Even if she is focused on the present, Kane will remember a glorious past this week at the Hunt Club, where another Canadian Golf Hall of Fame member, three-time LPGA Tour winner Dawn Coe-Jones is being fondly remembered.
Coe-Jones died last fall after a battle with sarcoma, a type of cancer. Players will be wearing a yellow ribbon with the initials “DCJ.”
“I don’t want anybody to ever forget her. I leaned on Dawn probably more than Dawn realized and looked to Dawn for a kick in the butt when I needed to,” said Kane.
“I felt a lot of pressure when I first started playing Canadian Opens, the Classics, what have you, and I didn’t know how to funnel the excitement of being in Canada and playing and also balance it to allow myself to play well, but she did that,” said Kane.
“She gave me that encouragement and told me to play as a proud Canadian and to use the fans as a help rather than to feel it a hindrance,” she said.

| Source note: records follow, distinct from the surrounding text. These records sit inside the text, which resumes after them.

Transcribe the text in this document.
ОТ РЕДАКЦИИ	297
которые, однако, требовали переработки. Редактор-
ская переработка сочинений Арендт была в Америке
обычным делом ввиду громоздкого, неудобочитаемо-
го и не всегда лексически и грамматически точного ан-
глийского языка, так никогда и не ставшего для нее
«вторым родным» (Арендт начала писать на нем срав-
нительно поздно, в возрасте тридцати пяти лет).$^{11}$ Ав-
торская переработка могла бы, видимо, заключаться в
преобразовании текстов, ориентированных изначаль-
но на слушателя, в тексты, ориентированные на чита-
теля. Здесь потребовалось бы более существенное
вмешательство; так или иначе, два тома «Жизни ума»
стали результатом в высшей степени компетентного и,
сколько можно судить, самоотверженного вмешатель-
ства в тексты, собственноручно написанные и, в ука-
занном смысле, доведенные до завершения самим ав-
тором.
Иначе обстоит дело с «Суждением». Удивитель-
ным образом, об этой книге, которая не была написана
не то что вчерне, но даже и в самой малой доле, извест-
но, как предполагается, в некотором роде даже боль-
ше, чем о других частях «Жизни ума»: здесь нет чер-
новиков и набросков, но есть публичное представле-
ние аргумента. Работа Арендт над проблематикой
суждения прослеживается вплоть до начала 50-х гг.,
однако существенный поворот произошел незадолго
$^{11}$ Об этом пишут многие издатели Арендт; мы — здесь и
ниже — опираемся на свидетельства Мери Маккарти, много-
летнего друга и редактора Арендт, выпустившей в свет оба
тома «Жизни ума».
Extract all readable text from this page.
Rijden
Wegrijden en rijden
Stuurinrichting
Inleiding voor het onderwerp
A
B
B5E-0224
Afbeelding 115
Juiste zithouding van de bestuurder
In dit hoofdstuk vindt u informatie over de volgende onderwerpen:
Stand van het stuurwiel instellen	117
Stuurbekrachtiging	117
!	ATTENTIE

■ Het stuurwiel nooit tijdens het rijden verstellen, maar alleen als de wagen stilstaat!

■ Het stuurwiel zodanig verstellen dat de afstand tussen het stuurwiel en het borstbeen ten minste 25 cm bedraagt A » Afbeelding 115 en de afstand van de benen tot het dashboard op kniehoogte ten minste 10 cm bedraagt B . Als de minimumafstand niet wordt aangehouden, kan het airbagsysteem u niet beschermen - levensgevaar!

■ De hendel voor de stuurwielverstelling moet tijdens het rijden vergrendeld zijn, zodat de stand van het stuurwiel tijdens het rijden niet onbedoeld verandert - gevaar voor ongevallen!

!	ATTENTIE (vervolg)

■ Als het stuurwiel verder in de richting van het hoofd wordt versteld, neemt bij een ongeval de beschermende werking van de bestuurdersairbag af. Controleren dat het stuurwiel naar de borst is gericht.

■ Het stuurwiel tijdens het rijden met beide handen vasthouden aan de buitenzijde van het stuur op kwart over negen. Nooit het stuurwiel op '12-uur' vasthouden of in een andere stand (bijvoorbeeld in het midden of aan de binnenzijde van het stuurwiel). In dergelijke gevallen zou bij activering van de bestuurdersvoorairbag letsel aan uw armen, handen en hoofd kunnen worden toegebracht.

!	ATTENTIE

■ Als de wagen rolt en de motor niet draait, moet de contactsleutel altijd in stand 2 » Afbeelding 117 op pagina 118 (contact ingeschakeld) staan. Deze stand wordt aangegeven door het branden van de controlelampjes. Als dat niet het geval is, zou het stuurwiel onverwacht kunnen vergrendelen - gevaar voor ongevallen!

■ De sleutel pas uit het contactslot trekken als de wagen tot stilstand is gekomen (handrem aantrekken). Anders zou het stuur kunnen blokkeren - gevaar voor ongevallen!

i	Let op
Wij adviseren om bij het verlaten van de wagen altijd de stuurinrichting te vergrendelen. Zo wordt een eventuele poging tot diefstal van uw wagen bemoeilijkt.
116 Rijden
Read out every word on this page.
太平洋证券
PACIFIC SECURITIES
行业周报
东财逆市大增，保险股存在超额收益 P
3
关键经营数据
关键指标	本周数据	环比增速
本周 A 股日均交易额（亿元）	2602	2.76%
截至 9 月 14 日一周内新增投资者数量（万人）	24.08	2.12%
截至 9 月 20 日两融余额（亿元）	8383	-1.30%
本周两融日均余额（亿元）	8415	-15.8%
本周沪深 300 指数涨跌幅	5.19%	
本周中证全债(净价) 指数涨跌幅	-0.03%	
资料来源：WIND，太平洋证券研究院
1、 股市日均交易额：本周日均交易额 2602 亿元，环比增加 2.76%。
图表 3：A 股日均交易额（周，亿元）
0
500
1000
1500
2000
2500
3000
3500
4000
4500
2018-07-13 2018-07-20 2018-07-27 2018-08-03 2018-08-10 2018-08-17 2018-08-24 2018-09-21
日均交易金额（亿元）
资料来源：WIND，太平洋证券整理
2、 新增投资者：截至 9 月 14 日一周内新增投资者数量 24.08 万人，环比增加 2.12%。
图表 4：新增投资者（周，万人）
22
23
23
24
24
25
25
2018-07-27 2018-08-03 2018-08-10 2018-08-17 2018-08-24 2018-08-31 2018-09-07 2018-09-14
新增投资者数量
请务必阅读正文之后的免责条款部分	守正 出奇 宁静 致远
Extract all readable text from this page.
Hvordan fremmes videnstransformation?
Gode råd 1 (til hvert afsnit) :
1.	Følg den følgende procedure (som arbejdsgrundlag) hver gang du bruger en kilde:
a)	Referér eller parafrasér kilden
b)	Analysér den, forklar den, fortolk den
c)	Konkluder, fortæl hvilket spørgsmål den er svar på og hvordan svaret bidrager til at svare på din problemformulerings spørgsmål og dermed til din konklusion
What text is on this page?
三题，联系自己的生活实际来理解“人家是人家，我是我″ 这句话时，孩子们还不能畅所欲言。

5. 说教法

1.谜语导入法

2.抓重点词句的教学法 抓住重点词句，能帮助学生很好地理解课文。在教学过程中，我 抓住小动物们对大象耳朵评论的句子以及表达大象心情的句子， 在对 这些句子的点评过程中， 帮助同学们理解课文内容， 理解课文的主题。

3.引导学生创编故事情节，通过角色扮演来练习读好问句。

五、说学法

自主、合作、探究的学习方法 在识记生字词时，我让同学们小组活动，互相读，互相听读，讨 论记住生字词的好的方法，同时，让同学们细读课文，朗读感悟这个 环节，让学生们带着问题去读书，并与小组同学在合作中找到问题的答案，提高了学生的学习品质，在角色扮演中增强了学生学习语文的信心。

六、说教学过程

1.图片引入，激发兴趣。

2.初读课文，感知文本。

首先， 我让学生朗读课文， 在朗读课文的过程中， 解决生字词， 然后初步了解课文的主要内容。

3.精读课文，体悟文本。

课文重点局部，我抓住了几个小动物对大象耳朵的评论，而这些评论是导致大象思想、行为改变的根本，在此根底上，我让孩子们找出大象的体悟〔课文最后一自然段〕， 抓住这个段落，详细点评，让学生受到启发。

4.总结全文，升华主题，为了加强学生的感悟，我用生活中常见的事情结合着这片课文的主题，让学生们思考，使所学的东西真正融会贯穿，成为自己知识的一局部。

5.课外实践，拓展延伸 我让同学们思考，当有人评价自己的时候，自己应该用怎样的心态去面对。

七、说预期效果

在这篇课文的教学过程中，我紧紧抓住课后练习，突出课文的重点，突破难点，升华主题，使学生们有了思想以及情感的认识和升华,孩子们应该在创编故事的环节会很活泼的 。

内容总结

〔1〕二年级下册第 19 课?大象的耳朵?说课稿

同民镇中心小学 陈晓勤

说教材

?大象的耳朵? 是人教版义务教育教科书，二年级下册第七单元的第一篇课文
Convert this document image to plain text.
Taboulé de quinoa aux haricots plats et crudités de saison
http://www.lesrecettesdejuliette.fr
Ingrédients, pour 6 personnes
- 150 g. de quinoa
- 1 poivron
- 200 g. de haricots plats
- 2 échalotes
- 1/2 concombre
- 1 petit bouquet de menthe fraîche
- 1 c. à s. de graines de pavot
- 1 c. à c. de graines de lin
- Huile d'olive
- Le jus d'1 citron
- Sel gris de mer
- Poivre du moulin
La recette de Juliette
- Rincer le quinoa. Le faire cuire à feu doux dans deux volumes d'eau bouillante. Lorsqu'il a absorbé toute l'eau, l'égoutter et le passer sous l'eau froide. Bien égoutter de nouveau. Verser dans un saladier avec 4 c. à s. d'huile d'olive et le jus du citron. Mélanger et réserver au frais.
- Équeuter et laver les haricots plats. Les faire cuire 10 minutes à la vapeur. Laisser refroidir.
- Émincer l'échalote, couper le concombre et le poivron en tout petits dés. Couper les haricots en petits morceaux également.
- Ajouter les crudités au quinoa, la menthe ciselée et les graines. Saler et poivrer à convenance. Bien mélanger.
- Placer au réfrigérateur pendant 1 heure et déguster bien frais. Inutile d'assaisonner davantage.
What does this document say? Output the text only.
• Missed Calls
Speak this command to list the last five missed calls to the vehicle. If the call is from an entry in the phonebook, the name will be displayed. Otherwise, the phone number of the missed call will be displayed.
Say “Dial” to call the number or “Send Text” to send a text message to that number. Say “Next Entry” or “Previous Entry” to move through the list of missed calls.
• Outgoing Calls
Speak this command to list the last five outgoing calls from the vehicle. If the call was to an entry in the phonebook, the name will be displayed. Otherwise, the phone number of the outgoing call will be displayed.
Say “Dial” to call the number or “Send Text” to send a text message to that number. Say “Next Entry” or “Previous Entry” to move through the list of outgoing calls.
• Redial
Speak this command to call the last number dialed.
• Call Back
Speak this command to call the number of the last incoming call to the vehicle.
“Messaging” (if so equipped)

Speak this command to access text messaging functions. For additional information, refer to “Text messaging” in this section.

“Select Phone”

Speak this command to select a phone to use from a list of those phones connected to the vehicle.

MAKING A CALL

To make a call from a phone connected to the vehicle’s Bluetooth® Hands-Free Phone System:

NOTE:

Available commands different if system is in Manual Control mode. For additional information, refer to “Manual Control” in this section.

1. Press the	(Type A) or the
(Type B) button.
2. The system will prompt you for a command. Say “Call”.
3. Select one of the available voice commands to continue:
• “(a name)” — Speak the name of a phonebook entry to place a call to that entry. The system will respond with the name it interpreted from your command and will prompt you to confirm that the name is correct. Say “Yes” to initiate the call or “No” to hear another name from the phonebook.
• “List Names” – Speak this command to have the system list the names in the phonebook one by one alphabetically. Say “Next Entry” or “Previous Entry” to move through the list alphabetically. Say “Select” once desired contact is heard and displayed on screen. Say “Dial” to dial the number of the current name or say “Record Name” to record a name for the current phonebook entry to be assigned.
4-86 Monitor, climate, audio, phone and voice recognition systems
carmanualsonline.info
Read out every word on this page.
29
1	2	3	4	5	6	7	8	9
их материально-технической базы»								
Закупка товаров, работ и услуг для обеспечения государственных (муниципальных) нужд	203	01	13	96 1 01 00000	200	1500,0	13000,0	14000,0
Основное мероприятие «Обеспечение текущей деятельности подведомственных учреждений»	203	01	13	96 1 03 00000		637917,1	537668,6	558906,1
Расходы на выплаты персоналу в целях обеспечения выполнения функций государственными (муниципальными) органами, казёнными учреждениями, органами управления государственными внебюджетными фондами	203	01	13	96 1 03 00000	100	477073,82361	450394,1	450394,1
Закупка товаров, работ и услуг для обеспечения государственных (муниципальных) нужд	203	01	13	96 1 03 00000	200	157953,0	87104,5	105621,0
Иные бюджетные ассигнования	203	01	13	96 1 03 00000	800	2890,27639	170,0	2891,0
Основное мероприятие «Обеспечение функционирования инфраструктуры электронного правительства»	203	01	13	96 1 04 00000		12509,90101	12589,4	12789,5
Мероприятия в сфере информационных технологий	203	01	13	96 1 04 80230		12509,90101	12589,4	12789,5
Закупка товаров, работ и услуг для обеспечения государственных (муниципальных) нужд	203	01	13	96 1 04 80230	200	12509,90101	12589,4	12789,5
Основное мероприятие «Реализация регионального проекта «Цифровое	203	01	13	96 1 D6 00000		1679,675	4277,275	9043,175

As a successful, experienced veteran herself, Kane can now be a role model for younger Canadians about to break through such as Brittany Marchand, Augusta James, Anne-Catherine Tanguay, just to name a few.
“I think it goes without saying that I think the program is working. I’m going to push the needle to say that it can be better because I think that’s the only way we get better is to continue to raise the bar as high as we possibly can,” said Kane.
“We’ve got a lot of young girls going to college to play golf on the amateur side which I think is important to them. The exception would be Brooke, but Brooke also benefited greatly from Team Canada and having the structure that that entailed. Tristan (coach Mullally) is doing a wonderful job in keeping that part of the game going,” she added.
“They’re regimented. They know their practice schedule. They’re having good, quality practice,” she said.
The results are speaking for themselves, says Kane.
“Last year playing at the Canadian Open in Calgary, I played the first two rounds with Brittany Marchand and Brittany’s going to be somebody that you all need to watch. I know she just came off a win on the Symetra Tour, and the PGA of Canada win as well. She won a playoff against Augusta. I was playing there,” she said.
“So it’s a lot of excitement in women’s golf and golf in general in Canada. I really think that we’re in a good place, said Kane.